I’m gonna rant – and I’m sorry about it, but I am. As a young theatre-maker, it felt like, (and forgive me if this was naïvely idealistic), like something might actually change in the theatre industry as we emerged from the pandemic.
Throughout the lockdowns – there were talks. Actual discussions. In tiny Zoom boxes all over the world. There was a global space emerging: international practitioners were in creative dialogue, ruminating together, and daring to imagine a better future. There was kick-ass refreshing honesty – about what was working, what should be killed off, about the woeful treatment of freelancers, about ongoing structural inequality… I dared to dream – was it somehow possible, in this enforced pause, to dig into the guts of the theatre industry collectively and collaboratively, and to reset and ‘come back better’? At this point, I was back in my childhood bedroom, and in my small, suffocating town, and yet somehow, I felt creatively alive. The creative solutions coming out were ELECTRIC.
For example, my lovely mum – who is chronically ill and largely housebound – finally had access to digital theatre. Largely, since she felt ill, she hasn’t been able to watch theatre. Through livestreams and online content, the explosion of digital theatre was finally opening up provision. Provision to those who have been traditionally excluded from our cultural life – rejected by extortionate pricing, inaccessible architecture, theatre etiquette, cost of public transport and location. I have to note here: accessible theatre work is not a new idea: academics and theatre-makers like Kirsty Sedgman, Nikki Miles-Wildin, Bree Hadley, and Hannah Simpson have been talking about how to ensure genuine accessible provision for years. Suddenly, in the pandemic, some change was FINALLY HAPPENING (not nearly enough, but some).

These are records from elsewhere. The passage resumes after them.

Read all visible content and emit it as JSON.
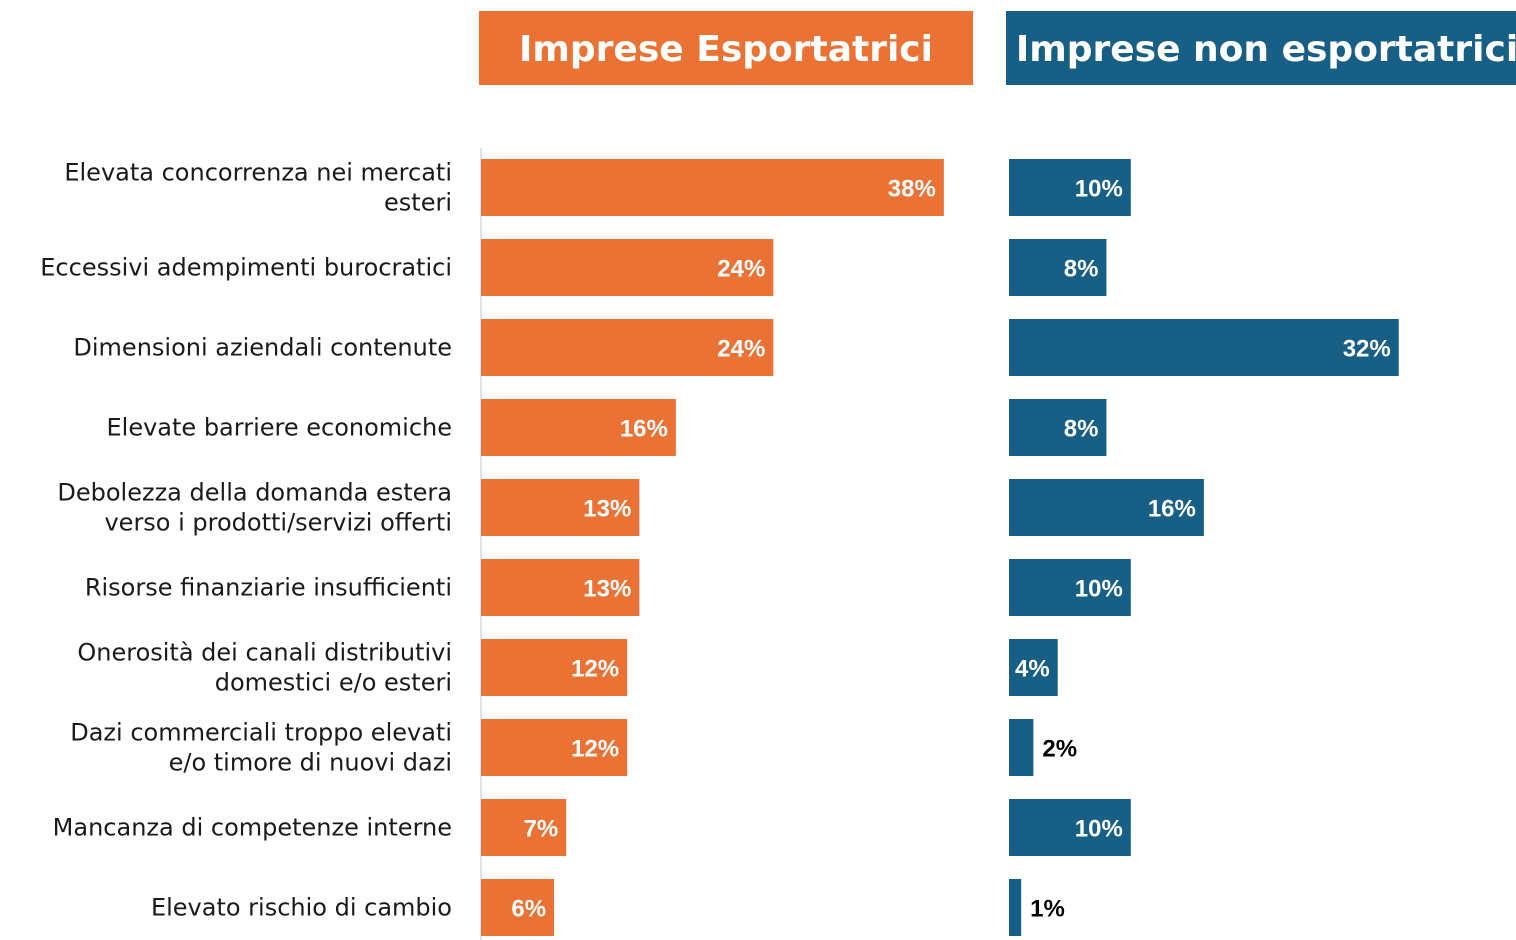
{
  "chart_data": {
    "type": "bar",
    "orientation": "horizontal",
    "layout": "two-panel",
    "title": "",
    "xlabel": "",
    "ylabel": "",
    "categories": [
      [
        "Elevata concorrenza nei mercati",
        "esteri"
      ],
      [
        "Eccessivi adempimenti burocratici"
      ],
      [
        "Dimensioni aziendali contenute"
      ],
      [
        "Elevate barriere economiche"
      ],
      [
        "Debolezza della domanda estera",
        "verso i prodotti/servizi offerti"
      ],
      [
        "Risorse finanziarie insufficienti"
      ],
      [
        "Onerosità dei canali distributivi",
        "domestici e/o esteri"
      ],
      [
        "Dazi commerciali troppo elevati",
        "e/o timore di nuovi dazi"
      ],
      [
        "Mancanza di competenze interne"
      ],
      [
        "Elevato rischio di cambio"
      ]
    ],
    "unit": "%",
    "xlim": [
      0,
      40
    ],
    "grid": false,
    "legend": "none",
    "series": [
      {
        "name": "Imprese Esportatrici",
        "color": "#ea7234",
        "values": [
          38,
          24,
          24,
          16,
          13,
          13,
          12,
          12,
          7,
          6
        ]
      },
      {
        "name": "Imprese non esportatrici",
        "color": "#175f84",
        "values": [
          10,
          8,
          32,
          8,
          16,
          10,
          4,
          2,
          10,
          1
        ]
      }
    ],
    "label_color_inside": "#ffffff",
    "label_color_outside": "#000000"
  }
}
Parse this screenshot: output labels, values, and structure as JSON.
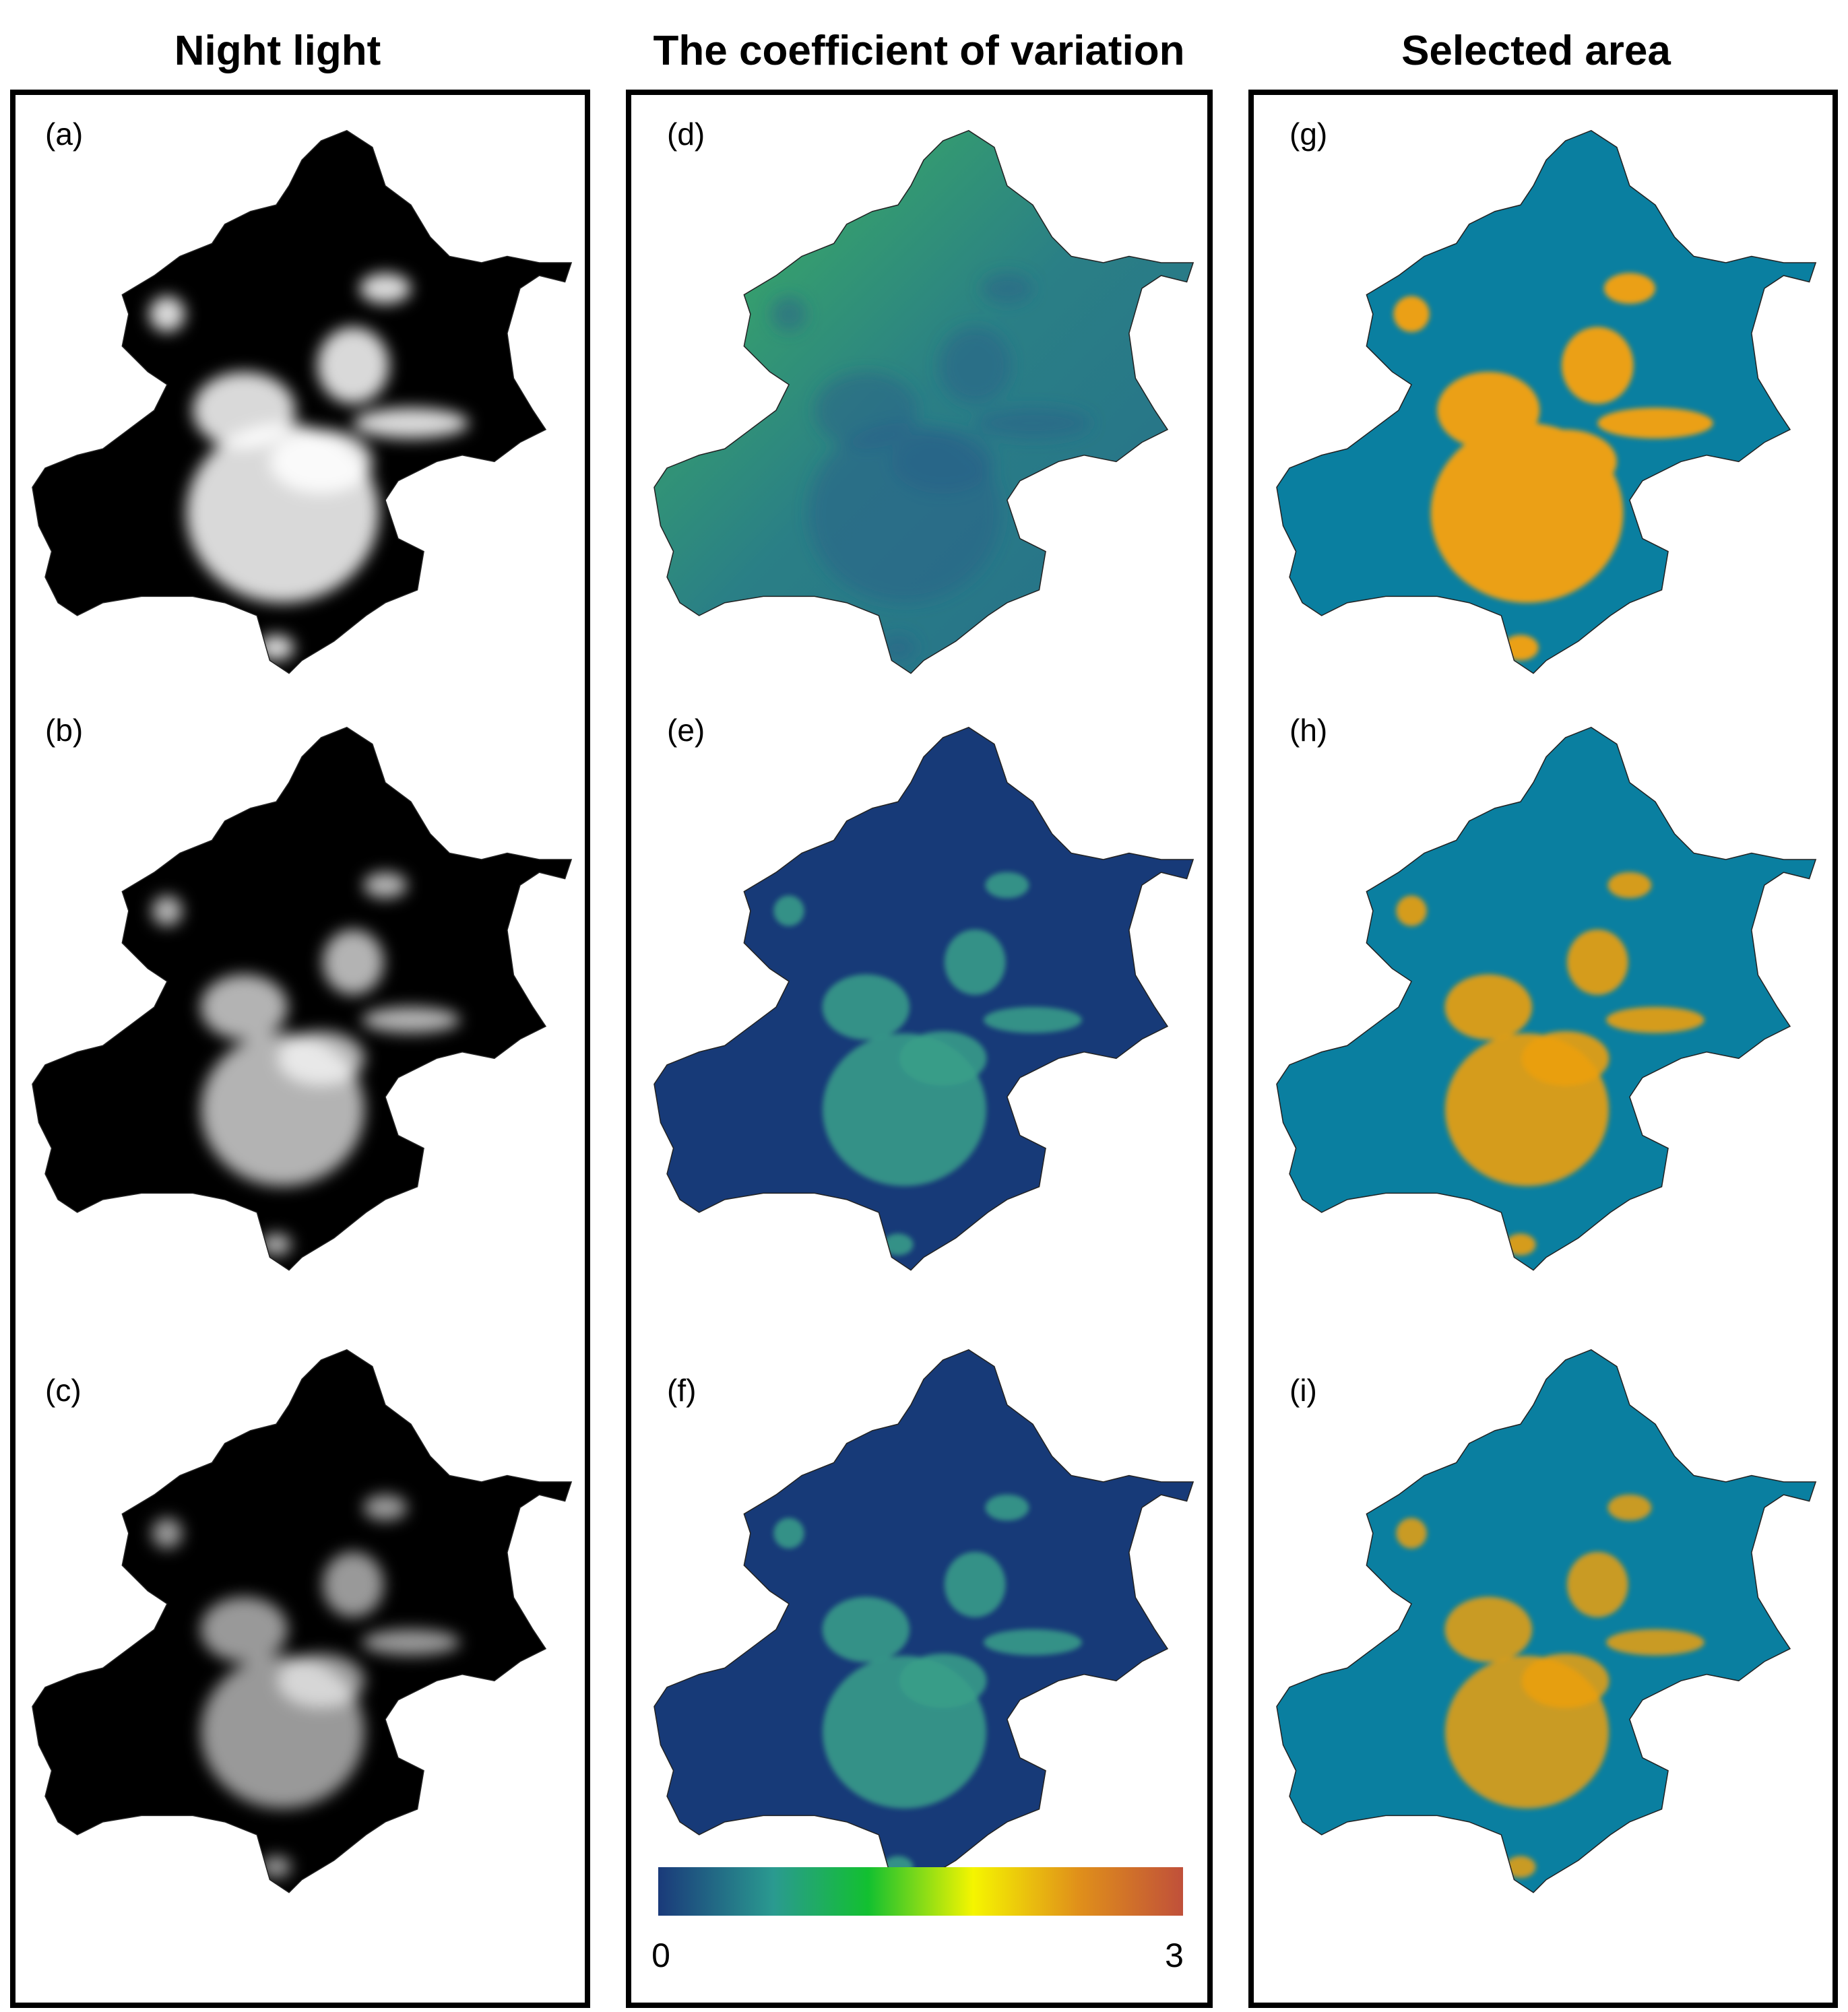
{
  "columns": [
    {
      "title": "Night light",
      "panels": [
        {
          "label": "(a)"
        },
        {
          "label": "(b)"
        },
        {
          "label": "(c)"
        }
      ]
    },
    {
      "title": "The coefficient of variation",
      "panels": [
        {
          "label": "(d)"
        },
        {
          "label": "(e)"
        },
        {
          "label": "(f)"
        }
      ]
    },
    {
      "title": "Selected area",
      "panels": [
        {
          "label": "(g)"
        },
        {
          "label": "(h)"
        },
        {
          "label": "(i)"
        }
      ]
    }
  ],
  "colorbar": {
    "ticks": [
      0,
      3
    ]
  }
}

Whilst many arts organisations disappeared (AGH) and shut up doors, there were emerging creative leaders who were actively working with resilience, bravery, and faith. Slung Low in Holbeck had turned themselves into a social referral unit and were feeding their local community. Doorstep Arts in Torbay were working tirelessly to ensure creative provision for vulnerable young people and their community. These FAB pockets of creative ingenuity were grinding day in day out, carving out joyful moments amongst the crisis, all whilst supporting their communities’ mental and physical well-being. What is art for, except for this?Where were the buildings and organisations with triple, quadruple their budgets?
It felt like, amid this awful global crisis, the UK theatre industry was choosing seeds of growth. I hoped and I hoped that these conversations, these examples, these creative ideas would spark action. That as the theatre industry gently restarted, we wouldn’t just return to normality – it would be different this time. These were the promises.
But the reality so far isn’t promising. I’m saddened that so far digital provision seems to have slipped away. Most organisations are STILL not creatively embedding access requirements. Organisations like Doorstep and Slung Low continue to courageously support their communities, but the balance of ACE funding is still prioritising big traditional buildings, not reflexive grassroots work.
I’m writing this at NSDF (the National Student Drama Festival) – which has a digital hub of work running alongside the festival, is free for the first time, and in consultation with Nikki Miles-Wildin has largely embedded access into the festival, with captions, BSL interpretation and audio description. These are extremely commendable changes, and it is joyful to walk around a space where mostly everyone has been considered and supported. NSDF is one of the organisations that have actioned some of the ideas floated during the lockdowns. But truthfully, I feel like I shouldn’t have to pat NSDF on the back for doing the bare minimum in terms of making spaces accessible for everyone. Don’t get me wrong, these are amazing, AMAZING changes, and are absolutely welcomed – but, for me, the proof will be in the longevity of this level of access – can we expect the same standard over the coming years? Only time will tell, but at least they are trying (which is more than can be said for some buildings/organisations...).
Looking to the wider theatre industry, I remain hopeful that the words of lockdown will still turn into actions – but boy I’m angry at how long it’s taking. Watch this space, I guess (rant over...for now, ARGH).